Er stand rasch auf, drehte sich von ihnen weg und rückte dabei seine Krawatte zurecht, um direkt in einen Laufschritt zu verfallen, erst langsam, dann, Schritt um Schritt, immer schneller, wobei die Wanderer, wenn er sich nach ihnen umsah, seinem gesteigerten Tempo unmittelbar zu folgen schienen. Der Gesichtsausdruck des Mannes, der den anderen Pärchen vorauslief, war dabei gelöst und entspannt trotz der sichtbar sportlichen Anstrengung. Er und die Frau neben ihm lächelten einander zu, seine Brauen zogen sich schmal, den Konturen des Schädels folgend, direkt über den tiefen Augenhöhlen zusammen, als seien sie es, mit denen er die Gegend überblickte und gedanklich durchmaß. Bergheim versuchte, sie zu verwirren, indem er absichtlich seinen Gang so stark verlangsamte, dass er fast stehen blieb, und dann aus dem Nichts wieder einen kleinen Trab begann, aber immer war es das Gleiche, am Abstand von den Verfolgern änderte sich kein Jota.
Die Frau neben dem Anführer zeigte nun direkt auf ihn, winkte mit den Händen hin und her und zog dazu die Augenbrauen hoch, als ob sie ihn vor irgendetwas warnen wollte.
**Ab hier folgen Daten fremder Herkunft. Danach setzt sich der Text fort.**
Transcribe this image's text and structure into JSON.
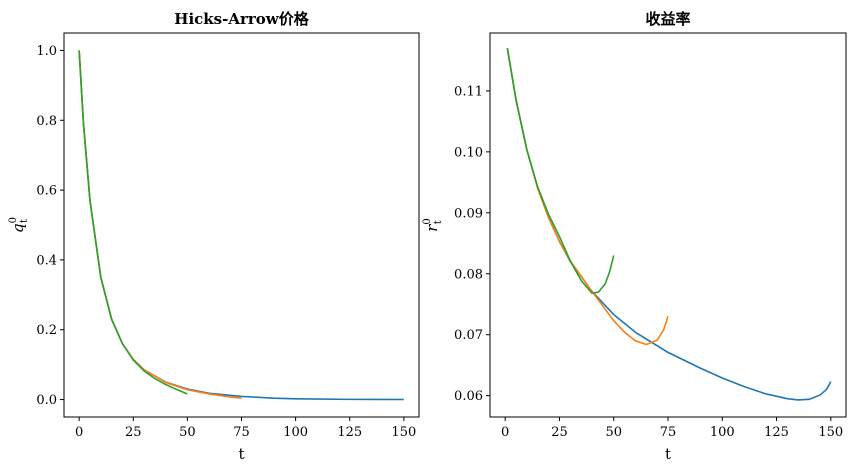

Auf der Straße näherte sich ein Bus, der mit metallenen Bügeln an der Oberleitung hing, beim Hin- und Herschwenken blitzte es gefährlich laut auf, weil die Leitung im Zickzack verlief. In Fahrtrichtung des Busses war in einiger Entfernung eine Haltestelle zu sehen, an der sich eine Menschenmenge versammelt hatte, und Bergheim nutzte den Moment, da der Bus ihn passierte und dabei die Blätterhaufen am Straßenrand aufwirbelte, für einen Endspurt.
Als er völlig außer Atem den Bus erreichte und sich unter die gerade einsteigenden Passagiere mischte, fühlte er, wie ihm der Boden unter den Füßen wegzusacken drohte und er kurz davor war, in Ohnmacht zu fallen. Bevor ihm vollends schwarz vor Augen wurde, half er sich mit einem Trick, den er als Kind in einem Pfadfinder-Handbuch gelesen hatte: Kneife in schneller Abfolge die Augen erst zusammen, dann auseinander und bewege dazu den gespitzten Mund abwechselnd nach links und nach rechts. Das sah nun für die Menschen, die in der Menge um ihn herum standen, seltsam aus, zumal er gleichzeitig nervös von einem Bein auf das andere trat und nicht von der Stelle kam.